Its consultation focuses significantly on execution venues, with its Article 3, ‘Establishment of an order execution policy’ opening on the point that an investment firm shall specify information in its order execution policy in relation to execution venues.

This is a contentious topic, as venues are not always used to trade, and where they are do not provide a homogenous service. in some cases they are responsible for introducing counterparties who then engage bilaterally, and in some cases responsible for the order matching logic of two orders, they are not well-defined.

Having expanded the definition of ‘trading venue’ to potentially capture desktop technology in February 2023, with some ambiguity in the definition, firms may find that they are required to assess execution management systems (EMSs) as part of the new policy, based upon the use of the system for connecting with bilateral trading, rather than trading with an authorised venue.

If an EMS is a ‘venue’ it potentially has no consistent characteristics regarding liquidity or pricing, as these are provided by third parties. Liquidity in bond markets is periodic, not continuous, and varies considerably between different areas of debt markets. The level of consistent liquidity that a broker might support in direct streaming via an EMS may therefore by hard to categorise.   

Bilateral trading with a broker acting as a principal is common. Trading via a venue is not a given in any market.

In the US, which has a consolidated price tape for equities and fixed income markets, allowing for more transparent analysis, Coalition Greenwich found 21% of equity trading in 2023 was conducted via high-touch sales-trading, which requires the broker to use its balance sheet to work an order, while in US corporate bond markets the proportion of non-venue trading is closer to 60% across investment grade and high yield.

ESMA says its venue definition did not intend to capture systems which provide pure connectivity services between investment firms and execution venues.

“An EMS which purely supports routing orders without a third-party prescribing the rules for this interaction, should not be considered as a multilateral system and would hence not be required to seek authorisation as a trading venue,” it wrote.
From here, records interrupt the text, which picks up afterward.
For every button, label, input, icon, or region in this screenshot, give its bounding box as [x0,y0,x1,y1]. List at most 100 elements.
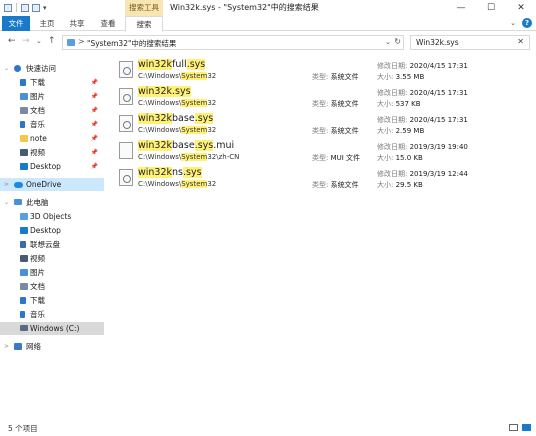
file-name: win32k.sys [138,86,191,97]
nav-item-network[interactable]: > 网络 [0,340,104,353]
pin-icon: 📌 [90,79,98,86]
nav-item-pictures[interactable]: 图片 [0,266,104,279]
desktop-icon [20,227,28,234]
details-view-icon[interactable] [509,424,518,431]
nav-item-desktop[interactable]: Desktop [0,224,104,237]
result-item[interactable]: win32kns.sys C:\Windows\System32 类型: 系统文… [112,166,532,192]
expander-chevron-icon[interactable]: ⌄ [4,196,9,209]
onedrive-icon [14,182,23,188]
result-item[interactable]: win32kfull.sys C:\Windows\System32 类型: 系… [112,58,532,84]
breadcrumb-separator[interactable]: > [78,37,85,46]
item-count: 5 个项目 [8,424,38,433]
forward-button[interactable]: → [22,36,30,46]
nav-item-label: 下载 [30,296,45,305]
file-type: 类型: 系统文件 [312,181,359,189]
expand-ribbon-chevron-icon[interactable]: ⌄ [510,19,516,27]
nav-item-label: Windows (C:) [30,324,80,333]
nav-item-music-pinned[interactable]: 音乐 📌 [0,118,104,131]
nav-item-label: 联想云盘 [30,240,60,249]
nav-item-label: 视频 [30,148,45,157]
close-button[interactable]: ✕ [506,0,536,16]
window-title: Win32k.sys - "System32"中的搜索结果 [170,3,319,12]
star-icon [14,65,21,72]
nav-item-this-pc[interactable]: ⌄ 此电脑 [0,196,104,209]
result-item[interactable]: win32kbase.sys.mui C:\Windows\System32\z… [112,139,532,165]
pictures-icon [20,269,28,276]
nav-item-videos[interactable]: 视频 [0,252,104,265]
nav-item-documents-pinned[interactable]: 文档 📌 [0,104,104,117]
nav-item-videos-pinned[interactable]: 视频 📌 [0,146,104,159]
file-path: C:\Windows\System32 [138,99,217,107]
pin-icon: 📌 [90,107,98,114]
new-folder-icon[interactable] [32,3,40,12]
tab-home[interactable]: 主页 [34,16,60,31]
status-bar: 5 个项目 [0,420,536,436]
search-box[interactable]: Win32k.sys ✕ [410,35,530,50]
file-path: C:\Windows\System32 [138,72,217,80]
nav-item-label: 音乐 [30,120,45,129]
result-item[interactable]: win32k.sys C:\Windows\System32 类型: 系统文件 … [112,85,532,111]
address-dropdown-chevron-icon[interactable]: ⌄ [385,38,391,46]
clear-search-icon[interactable]: ✕ [517,37,524,46]
file-name: win32kbase.sys.mui [138,140,235,151]
navigation-pane[interactable]: ⌄ 快速访问 下载 📌 图片 📌 文档 📌 音乐 📌 note 📌 视频 📌 D… [0,54,106,418]
file-size: 大小: 29.5 KB [377,181,423,189]
toolbar-divider [16,3,17,12]
result-item[interactable]: win32kbase.sys C:\Windows\System32 类型: 系… [112,112,532,138]
search-input[interactable]: Win32k.sys [416,38,459,47]
pin-icon: 📌 [90,93,98,100]
back-button[interactable]: ← [8,36,16,46]
nav-item-desktop-pinned[interactable]: Desktop 📌 [0,160,104,173]
up-button[interactable]: ↑ [48,36,56,46]
expander-chevron-icon[interactable]: > [4,340,9,353]
large-icons-view-icon[interactable] [522,424,531,431]
file-path: C:\Windows\System32\zh-CN [138,153,240,161]
nav-item-quick-access[interactable]: ⌄ 快速访问 [0,62,104,75]
music-icon [20,121,25,128]
pictures-icon [20,93,28,100]
expander-chevron-icon[interactable]: > [4,178,9,191]
nav-item-downloads-pinned[interactable]: 下载 📌 [0,76,104,89]
nav-item-label: 视频 [30,254,45,263]
system-file-icon [119,169,133,186]
maximize-button[interactable]: ☐ [476,0,506,16]
drive-icon [20,325,28,331]
nav-item-downloads[interactable]: 下载 [0,294,104,307]
nav-item-note-pinned[interactable]: note 📌 [0,132,104,145]
documents-icon [20,283,28,290]
ribbon-tab-bar: 文件 主页 共享 查看 搜索 ⌄ ? [0,16,536,32]
file-type: 类型: 系统文件 [312,100,359,108]
expander-chevron-icon[interactable]: ⌄ [4,62,9,75]
file-path: C:\Windows\System32 [138,126,217,134]
search-results-list[interactable]: win32kfull.sys C:\Windows\System32 类型: 系… [112,56,532,416]
minimize-button[interactable]: — [446,0,476,16]
help-icon[interactable]: ? [522,18,532,28]
nav-item-label: Desktop [30,162,61,171]
file-modified: 修改日期: 2020/4/15 17:31 [377,116,468,124]
nav-item-onedrive[interactable]: > OneDrive [0,178,104,191]
nav-item-windows-c[interactable]: Windows (C:) [0,322,104,335]
nav-item-documents[interactable]: 文档 [0,280,104,293]
address-bar[interactable]: > "System32"中的搜索结果 ⌄ ↻ [62,35,404,50]
videos-icon [20,149,28,156]
nav-item-pictures-pinned[interactable]: 图片 📌 [0,90,104,103]
desktop-icon [20,163,28,170]
customize-toolbar-chevron-icon[interactable]: ▾ [43,4,47,12]
refresh-icon[interactable]: ↻ [394,37,401,46]
breadcrumb-path[interactable]: "System32"中的搜索结果 [87,38,176,49]
recent-locations-chevron-icon[interactable]: ⌄ [36,37,42,45]
tab-view[interactable]: 查看 [95,16,121,31]
pin-icon: 📌 [90,121,98,128]
3d-objects-icon [20,213,28,220]
nav-item-label: 下载 [30,78,45,87]
tab-file[interactable]: 文件 [2,16,30,31]
videos-icon [20,255,28,262]
tab-share[interactable]: 共享 [64,16,90,31]
tab-search[interactable]: 搜索 [125,16,163,32]
nav-item-cloud-drive[interactable]: 联想云盘 [0,238,104,251]
nav-item-music[interactable]: 音乐 [0,308,104,321]
nav-item-3d-objects[interactable]: 3D Objects [0,210,104,223]
network-icon [14,343,22,350]
nav-item-label: 图片 [30,268,45,277]
properties-icon[interactable] [21,3,29,12]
The caveat to this was that systems which “present additional features and level of complexity that allow for the interaction of multiple third party buying and selling interests in financial instruments, thus combining all four criteria identifying a multilateral system, should be required to seek an authorisation as a trading venue.”

That means an EMS which allows firms to gather multiple quotes from multiple sources, and where these trading interests can interact with other trading interests within the system could be, “depending on the specifics, considered a multilateral system. In this context, it is important to consider the role of the entity operating the system, i.e. whether it is the software vendor itself or rather the investment firms.”

When looking at the new consultation, investment firms may need to clarify how an EMS is assessed in relation to multilateral trading venues, and potentially falls in and out of scope of the order execution policy as the EMS is used either for bilateral trading, or for routing orders to a venue.

The new consultation is expected to help ESMA finalise the draft version of the Technical Standards on investment firms’ order execution policies that ESMA will then submit to the European Commission according to the MiFID II review.

Feedback received to this consultation will lead to ESMA publishing a final report and submitting the draft technical standards to the European Commission for endorsement by 29 December 2024.